This is the first time that a map of that maze has been displayed. I had avoided printing it anywhere because it’s hard to diagram and it’s also hard to explain. You might have noticed that the previous paragraph is a little confusing, but I can’t think of a better way to write about that maze. Actually, this maze is easier to understand when you walk through it than when you look at a map of it.

The maze appeared in the Atlanta International Museum of Art and Design from January through April of 1993. It is not (as the ACM write-up said) currently in an Atlanta museum. But I keep hoping that someday my mazes will appear in another museum.

ACM’s use of my maze gave me the idea that there might be some sort of connection between computer programs and logic mazes. I don’t really know what the connection is, but most of the people I know who create logic mazes also work as computer programmers. Here is a partial list: Ed Pegg, Jr., Andrea Gilbert, Toby Nelson, Richard Tucker, Oriel Maxime. I myself am a retired programmer (I worked mostly in assembler language on the old IBM 360). Others, like Erich Friedman and Scott Kim, don’t work as programmers but they do write programs.

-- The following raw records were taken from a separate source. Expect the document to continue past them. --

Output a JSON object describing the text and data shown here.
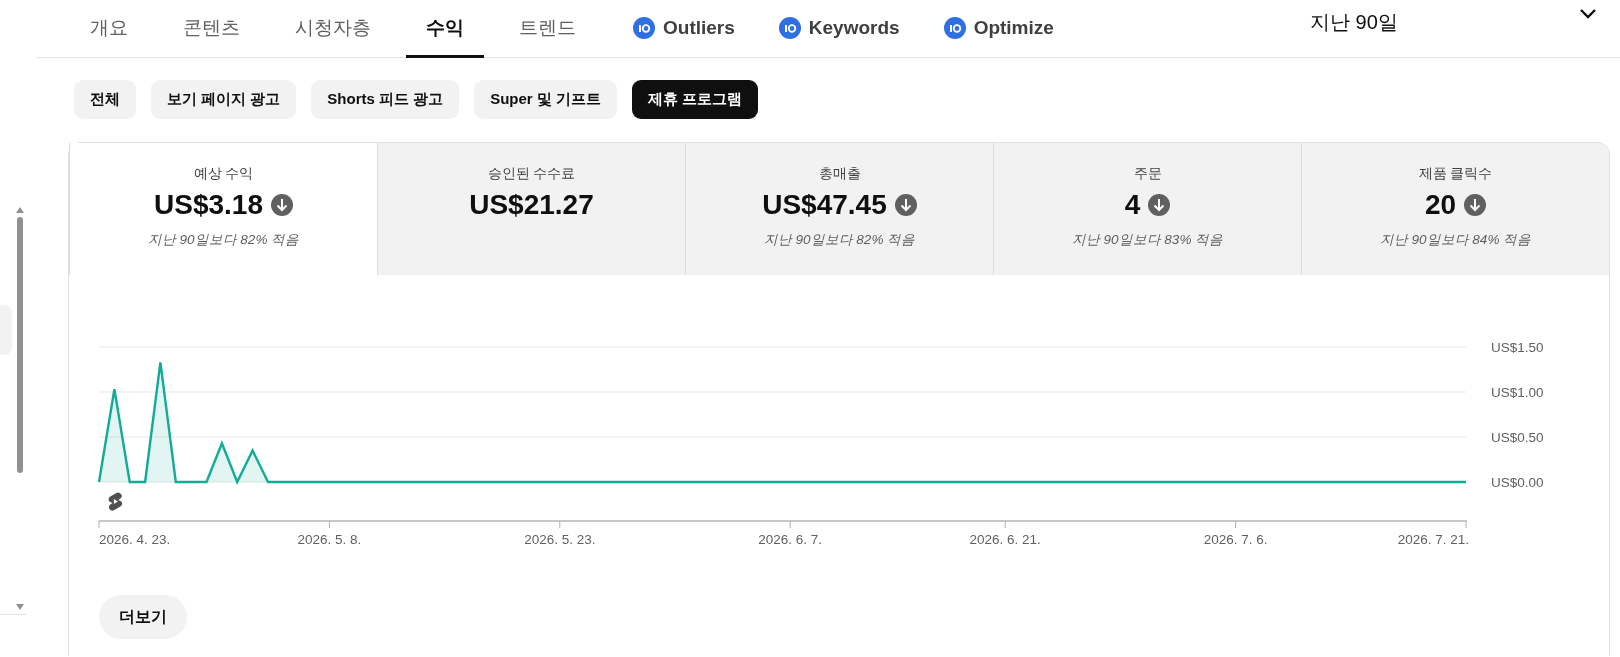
{
  "nav_tabs": [
    {
      "label": "개요",
      "selected": false,
      "kind": "text"
    },
    {
      "label": "콘텐츠",
      "selected": false,
      "kind": "text"
    },
    {
      "label": "시청자층",
      "selected": false,
      "kind": "text"
    },
    {
      "label": "수익",
      "selected": true,
      "kind": "text"
    },
    {
      "label": "트렌드",
      "selected": false,
      "kind": "text"
    },
    {
      "label": "Outliers",
      "selected": false,
      "kind": "extension"
    },
    {
      "label": "Keywords",
      "selected": false,
      "kind": "extension"
    },
    {
      "label": "Optimize",
      "selected": false,
      "kind": "extension"
    }
  ],
  "date_range": {
    "label": "지난 90일"
  },
  "filter_chips": [
    {
      "label": "전체",
      "selected": false
    },
    {
      "label": "보기 페이지 광고",
      "selected": false
    },
    {
      "label": "Shorts 피드 광고",
      "selected": false
    },
    {
      "label": "Super 및 기프트",
      "selected": false
    },
    {
      "label": "제휴 프로그램",
      "selected": true
    }
  ],
  "metrics": [
    {
      "label": "예상 수익",
      "value": "US$3.18",
      "decreased": true,
      "comparison": "지난 90일보다 82% 적음",
      "selected": true
    },
    {
      "label": "승인된 수수료",
      "value": "US$21.27",
      "decreased": false,
      "selected": false
    },
    {
      "label": "총매출",
      "value": "US$47.45",
      "decreased": true,
      "comparison": "지난 90일보다 82% 적음",
      "selected": false
    },
    {
      "label": "주문",
      "value": "4",
      "decreased": true,
      "comparison": "지난 90일보다 83% 적음",
      "selected": false
    },
    {
      "label": "제품 클릭수",
      "value": "20",
      "decreased": true,
      "comparison": "지난 90일보다 84% 적음",
      "selected": false
    }
  ],
  "chart": {
    "y_axis_labels": [
      "US$1.50",
      "US$1.00",
      "US$0.50",
      "US$0.00"
    ],
    "x_axis_labels": [
      "2026. 4. 23.",
      "2026. 5. 8.",
      "2026. 5. 23.",
      "2026. 6. 7.",
      "2026. 6. 21.",
      "2026. 7. 6.",
      "2026. 7. 21."
    ]
  },
  "more_button": {
    "label": "더보기"
  }
}
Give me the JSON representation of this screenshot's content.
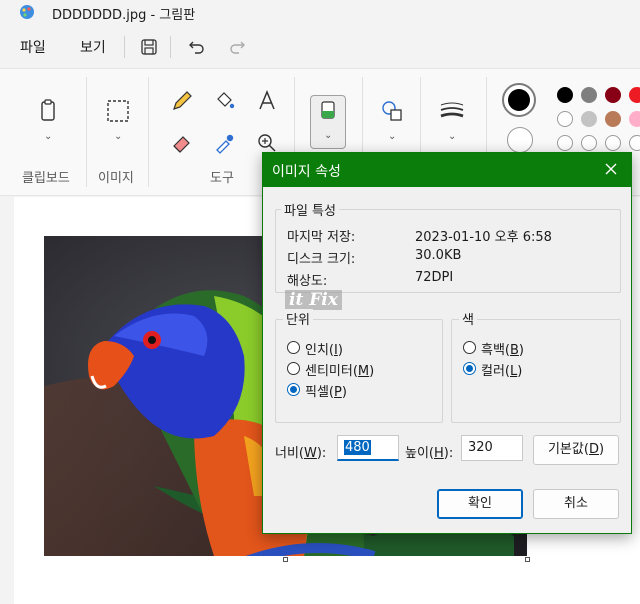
{
  "window": {
    "title": "DDDDDDD.jpg - 그림판"
  },
  "menu": {
    "file": "파일",
    "view": "보기"
  },
  "ribbon": {
    "groups": {
      "clipboard": "클립보드",
      "image": "이미지",
      "tools": "도구"
    }
  },
  "palette": {
    "primary": "#000000",
    "secondary": "#ffffff",
    "row1": [
      "#000000",
      "#7f7f7f",
      "#880015",
      "#ed1c24"
    ],
    "row2": [
      "#ffffff",
      "#c3c3c3",
      "#b97a57",
      "#ffaec9"
    ],
    "row3": [
      "#ffffff",
      "#ffffff",
      "#ffffff",
      "#ffffff"
    ]
  },
  "dialog": {
    "title": "이미지 속성",
    "file_props": {
      "group_label": "파일 특성",
      "last_saved_label": "마지막 저장:",
      "last_saved_value": "2023-01-10 오후 6:58",
      "disk_size_label": "디스크 크기:",
      "disk_size_value": "30.0KB",
      "resolution_label": "해상도:",
      "resolution_value": "72DPI"
    },
    "units": {
      "group_label": "단위",
      "inch": "인치",
      "inch_key": "I",
      "cm": "센티미터",
      "cm_key": "M",
      "pixel": "픽셀",
      "pixel_key": "P",
      "selected": "pixel"
    },
    "colors": {
      "group_label": "색",
      "bw": "흑백",
      "bw_key": "B",
      "color": "컬러",
      "color_key": "L",
      "selected": "color"
    },
    "width_label": "너비",
    "width_key": "W",
    "width_value": "480",
    "height_label": "높이",
    "height_key": "H",
    "height_value": "320",
    "default_button": "기본값",
    "default_key": "D",
    "ok_button": "확인",
    "cancel_button": "취소"
  },
  "watermark": "it Fix"
}
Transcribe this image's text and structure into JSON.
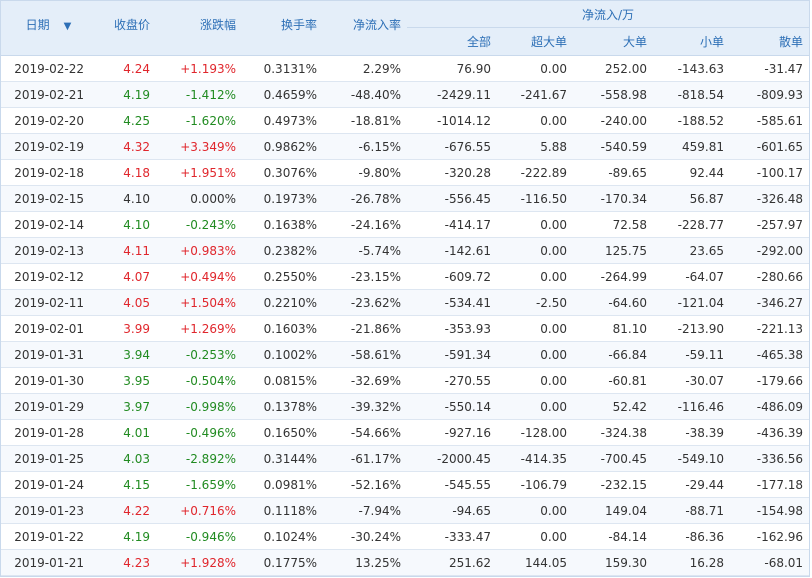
{
  "header": {
    "date": "日期",
    "close": "收盘价",
    "change": "涨跌幅",
    "turnover": "换手率",
    "net_pct": "净流入率",
    "net_group": "净流入/万",
    "all": "全部",
    "super_large": "超大单",
    "large": "大单",
    "small": "小单",
    "retail": "散单"
  },
  "sort_icon": "arrow-down-icon",
  "colors": {
    "up": "#e0262c",
    "down": "#218b21",
    "header_text": "#2d6fb6",
    "header_bg": "#e4eef9"
  },
  "rows": [
    {
      "date": "2019-02-22",
      "close": "4.24",
      "change": "+1.193%",
      "turnover": "0.3131%",
      "net_pct": "2.29%",
      "all": "76.90",
      "super": "0.00",
      "big": "252.00",
      "small": "-143.63",
      "retail": "-31.47",
      "trend": "up"
    },
    {
      "date": "2019-02-21",
      "close": "4.19",
      "change": "-1.412%",
      "turnover": "0.4659%",
      "net_pct": "-48.40%",
      "all": "-2429.11",
      "super": "-241.67",
      "big": "-558.98",
      "small": "-818.54",
      "retail": "-809.93",
      "trend": "down"
    },
    {
      "date": "2019-02-20",
      "close": "4.25",
      "change": "-1.620%",
      "turnover": "0.4973%",
      "net_pct": "-18.81%",
      "all": "-1014.12",
      "super": "0.00",
      "big": "-240.00",
      "small": "-188.52",
      "retail": "-585.61",
      "trend": "down"
    },
    {
      "date": "2019-02-19",
      "close": "4.32",
      "change": "+3.349%",
      "turnover": "0.9862%",
      "net_pct": "-6.15%",
      "all": "-676.55",
      "super": "5.88",
      "big": "-540.59",
      "small": "459.81",
      "retail": "-601.65",
      "trend": "up"
    },
    {
      "date": "2019-02-18",
      "close": "4.18",
      "change": "+1.951%",
      "turnover": "0.3076%",
      "net_pct": "-9.80%",
      "all": "-320.28",
      "super": "-222.89",
      "big": "-89.65",
      "small": "92.44",
      "retail": "-100.17",
      "trend": "up"
    },
    {
      "date": "2019-02-15",
      "close": "4.10",
      "change": "0.000%",
      "turnover": "0.1973%",
      "net_pct": "-26.78%",
      "all": "-556.45",
      "super": "-116.50",
      "big": "-170.34",
      "small": "56.87",
      "retail": "-326.48",
      "trend": "flat"
    },
    {
      "date": "2019-02-14",
      "close": "4.10",
      "change": "-0.243%",
      "turnover": "0.1638%",
      "net_pct": "-24.16%",
      "all": "-414.17",
      "super": "0.00",
      "big": "72.58",
      "small": "-228.77",
      "retail": "-257.97",
      "trend": "down"
    },
    {
      "date": "2019-02-13",
      "close": "4.11",
      "change": "+0.983%",
      "turnover": "0.2382%",
      "net_pct": "-5.74%",
      "all": "-142.61",
      "super": "0.00",
      "big": "125.75",
      "small": "23.65",
      "retail": "-292.00",
      "trend": "up"
    },
    {
      "date": "2019-02-12",
      "close": "4.07",
      "change": "+0.494%",
      "turnover": "0.2550%",
      "net_pct": "-23.15%",
      "all": "-609.72",
      "super": "0.00",
      "big": "-264.99",
      "small": "-64.07",
      "retail": "-280.66",
      "trend": "up"
    },
    {
      "date": "2019-02-11",
      "close": "4.05",
      "change": "+1.504%",
      "turnover": "0.2210%",
      "net_pct": "-23.62%",
      "all": "-534.41",
      "super": "-2.50",
      "big": "-64.60",
      "small": "-121.04",
      "retail": "-346.27",
      "trend": "up"
    },
    {
      "date": "2019-02-01",
      "close": "3.99",
      "change": "+1.269%",
      "turnover": "0.1603%",
      "net_pct": "-21.86%",
      "all": "-353.93",
      "super": "0.00",
      "big": "81.10",
      "small": "-213.90",
      "retail": "-221.13",
      "trend": "up"
    },
    {
      "date": "2019-01-31",
      "close": "3.94",
      "change": "-0.253%",
      "turnover": "0.1002%",
      "net_pct": "-58.61%",
      "all": "-591.34",
      "super": "0.00",
      "big": "-66.84",
      "small": "-59.11",
      "retail": "-465.38",
      "trend": "down"
    },
    {
      "date": "2019-01-30",
      "close": "3.95",
      "change": "-0.504%",
      "turnover": "0.0815%",
      "net_pct": "-32.69%",
      "all": "-270.55",
      "super": "0.00",
      "big": "-60.81",
      "small": "-30.07",
      "retail": "-179.66",
      "trend": "down"
    },
    {
      "date": "2019-01-29",
      "close": "3.97",
      "change": "-0.998%",
      "turnover": "0.1378%",
      "net_pct": "-39.32%",
      "all": "-550.14",
      "super": "0.00",
      "big": "52.42",
      "small": "-116.46",
      "retail": "-486.09",
      "trend": "down"
    },
    {
      "date": "2019-01-28",
      "close": "4.01",
      "change": "-0.496%",
      "turnover": "0.1650%",
      "net_pct": "-54.66%",
      "all": "-927.16",
      "super": "-128.00",
      "big": "-324.38",
      "small": "-38.39",
      "retail": "-436.39",
      "trend": "down"
    },
    {
      "date": "2019-01-25",
      "close": "4.03",
      "change": "-2.892%",
      "turnover": "0.3144%",
      "net_pct": "-61.17%",
      "all": "-2000.45",
      "super": "-414.35",
      "big": "-700.45",
      "small": "-549.10",
      "retail": "-336.56",
      "trend": "down"
    },
    {
      "date": "2019-01-24",
      "close": "4.15",
      "change": "-1.659%",
      "turnover": "0.0981%",
      "net_pct": "-52.16%",
      "all": "-545.55",
      "super": "-106.79",
      "big": "-232.15",
      "small": "-29.44",
      "retail": "-177.18",
      "trend": "down"
    },
    {
      "date": "2019-01-23",
      "close": "4.22",
      "change": "+0.716%",
      "turnover": "0.1118%",
      "net_pct": "-7.94%",
      "all": "-94.65",
      "super": "0.00",
      "big": "149.04",
      "small": "-88.71",
      "retail": "-154.98",
      "trend": "up"
    },
    {
      "date": "2019-01-22",
      "close": "4.19",
      "change": "-0.946%",
      "turnover": "0.1024%",
      "net_pct": "-30.24%",
      "all": "-333.47",
      "super": "0.00",
      "big": "-84.14",
      "small": "-86.36",
      "retail": "-162.96",
      "trend": "down"
    },
    {
      "date": "2019-01-21",
      "close": "4.23",
      "change": "+1.928%",
      "turnover": "0.1775%",
      "net_pct": "13.25%",
      "all": "251.62",
      "super": "144.05",
      "big": "159.30",
      "small": "16.28",
      "retail": "-68.01",
      "trend": "up"
    }
  ]
}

Some people are less interested in solving a logic maze than they are in creating an algorithm that will solve the maze. That is definitely part of the programmer mentality. And many programs have been written to solve mazes. Also, programs have been written to create mazes (I’ve discussed this phenomenon on my site before, at this location). Theoretically we could have some programs create mazes then pass them to other programs that solve the mazes. We humans could then just sit around and do nothing.

Click here for an archive of previous ACM programming problems. This archive is by Ed Karrels, who adds the disclaimer, “Not an official ACM page.” Actually, I don’t think you can get this information from the official ACM pages.

To the section of my site that describes how the concept of walk-through logic mazes developed from 1993 through 1998.

Pictures of the mazes during the summer of 1999.

Back to my home page.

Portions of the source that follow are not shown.